As previously disclosed in our Form 10-K for the fiscal year 2015, the Company announced a restructuring of its North American Technology group (“NATG”) business in March 2015 and closed 31 retail stores and a warehouse during the second quarter of fiscal 2015.  On December 1, 2015, the Company sold the NATG business and began the wind down of its remaining NATG operations.  The Company followed the guidance under Accounting Standards Update (“ASU”) 2014-08, Reporting Discontinued Operations and Disclosures of Disposals of Components of an Entity, which required disclosures of both discontinued operations and certain other disposals that do not meet the definition of a discontinued operation.  Under ASU 2014-08 in order for a disposal to qualify for discontinued operations presentation in the financial statements, the disposal must be a “strategic shift” with a major impact for the reporting entity. If the entity meets this threshold, only the components that were in operation at the time of disposal are presented as discontinued operations. The sale of the NATG business in December 2015 had a major impact on the Company and therefore met the strategic shift criteria. The NATG components in operation at the time of the sale were the B2B and Ecommerce businesses and three remaining retail stores. Accordingly, these components and the results of operations have been adjusted in the accompanying financial statements to reflect their presentation in discontinued operations.  The 31 retail stores and warehouse which were closed in 2015 and prior to the PCM transaction, along with allocations of common distribution and back office costs, did not meet the strategic shift criteria and accordingly, are presented as part of the Company’s continuing operations for all periods; other NATG operations that were discontinued by the Company in previous periods are also presented as continued operations for all periods.  As a result, the operations of NATG are now reported both within continuing operations and as discontinued operations.  During December 2015 and the first quarter of 2016, the Company continued the exit of the NATG business as we sold all remaining inventory and closed all remaining retail stores and warehouse.

The Company early adopted ASU 2015-17, Income Taxes (Topic 740): Balance Sheet Classification of Deferred Taxes in the fourth quarter of 2015 on a retrospective basis.  This ASU simplifies the presentation of deferred income taxes by eliminating the separate classification of deferred income tax liabilities and assets into current and noncurrent amounts in the consolidated balance sheet. The amendments in this update require that all deferred tax liabilities and assets be classified as noncurrent in the consolidated balance sheet.

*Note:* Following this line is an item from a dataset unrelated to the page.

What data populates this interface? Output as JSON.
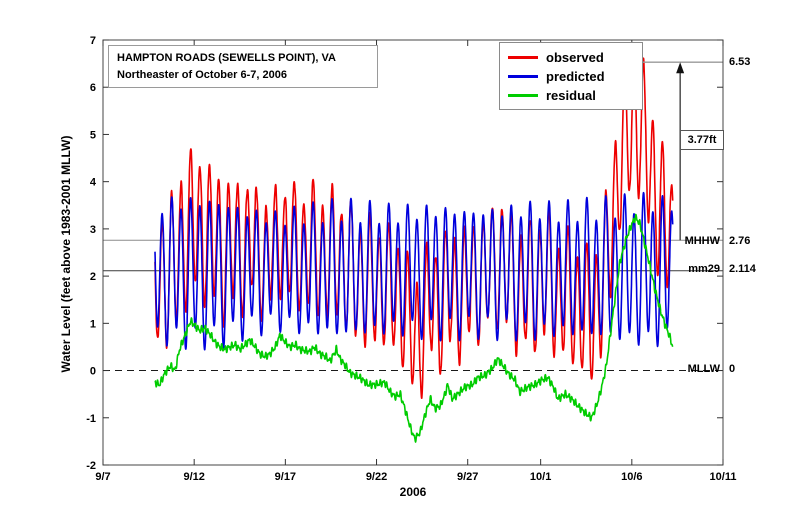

In the opinion of management, the accompanying condensed consolidated financial statements contain all normal and recurring adjustments necessary to present fairly the financial position of the Company as of March 31, 2016 and the results of operations for the three month periods ended March 31, 2016 and 2015, statements of comprehensive income (loss) for the three month periods ended March 31, 2016 and 2015, cash flows for the three month periods ended March 31, 2016 and 2015 and changes in shareholders’ equity for the three month period ended March 31, 2016.  The December 31, 2015 condensed consolidated balance sheet has been derived from the audited consolidated financial statements included in the Company’s Annual Report on Form 10-K for the fiscal year ended December 31, 2015.

These condensed consolidated financial statements should be read in conjunction with the Company’s audited consolidated financial statements as of December 31, 2015 and for the year then ended included in the Company’s Annual Report on Form 10-K for the fiscal year ended December 31, 2015.  The results for the three month periods ended March 31, 2016 are not necessarily indicative of the results for the entire year.

Systemax manages its business and reports using a 52-53 week fiscal year that ends at midnight on the Saturday closest to December 31.  For clarity of presentation herein, fiscal years and quarters are referred to as if they ended on the traditional calendar month.  The actual fiscal first quarter ended on April 2, 2016.  The first quarters of both 2016 and 2015 included 13 weeks.